Institutional investors aren’t in the investing business—they’re in the risk business. Generating investment returns is increasingly less about picking the right security and more about managing the risk/reward profile of the portfolio over time. Risk management is not, of course, an exact science, as its ultimate goal is to predict the future. And just as every artist has their preferred medium, every portfolio manager and risk analyst also has their own distinct ways of modeling risk.
Risk management platforms of the past, whether built internally by the investment firm or bought off the shelf, were robust but often designed with a singular focus in mind. This has made it hard for investment managers to expand into new markets and new products, as current systems are often insufficient to fully evaluate if the risk is worth the potential reward.
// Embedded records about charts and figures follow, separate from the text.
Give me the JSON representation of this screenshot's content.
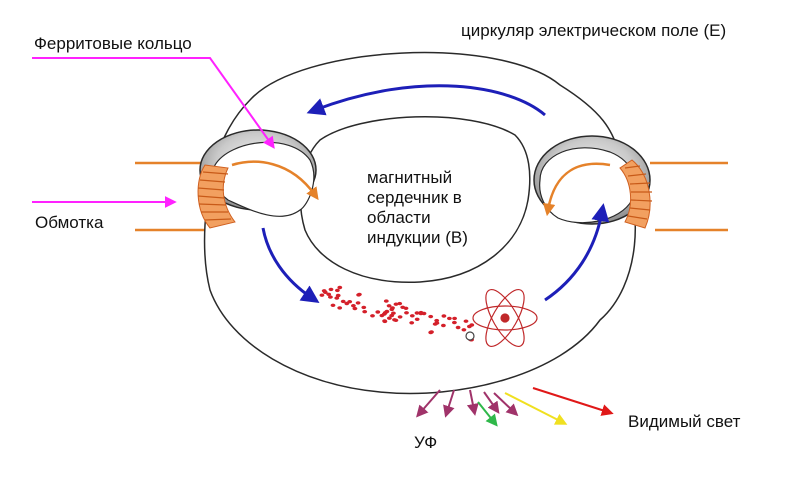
{
  "labels": {
    "ferrite_rings": "Ферритовые кольцо",
    "winding": "Обмотка",
    "electric_field": "циркуляр электрическом поле (E)",
    "core_line1": "магнитный",
    "core_line2": "сердечник в",
    "core_line3": "области",
    "core_line4": "индукции (B)",
    "uv": "УФ",
    "visible_light": "Видимый свет"
  },
  "colors": {
    "tube_outline": "#2a2a2a",
    "field_arrow": "#1d1fb8",
    "winding_wire": "#e5822a",
    "pointer": "#ff22ff",
    "plasma_dots": "#d4202a",
    "uv_arrow": "#a0336a",
    "green_arrow": "#2fb84a",
    "yellow_arrow": "#f0e020",
    "red_arrow": "#e01818"
  }
}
That era is ending, however, as commercially available risk technology now provides an amazing level of flexibility that ensures one firm’s implementation looks nothing like the firm’s across the street. Institutional investors are coming to grips with the size of the opportunity these innovations can offer, and they are spending to ensure they can capture it.Methodology
In the first quarter of 2018, Greenwich Associates interviewed 54 asset managers, hedge funds, pension funds, and insurance companies about their use of risk management technology. The analysis, which includes responses from portfolio managers, risk managers, traders, and quantitative analysts, examines current platforms used, concerns with those platforms, demands for new functionality, and drivers for change in the coming year.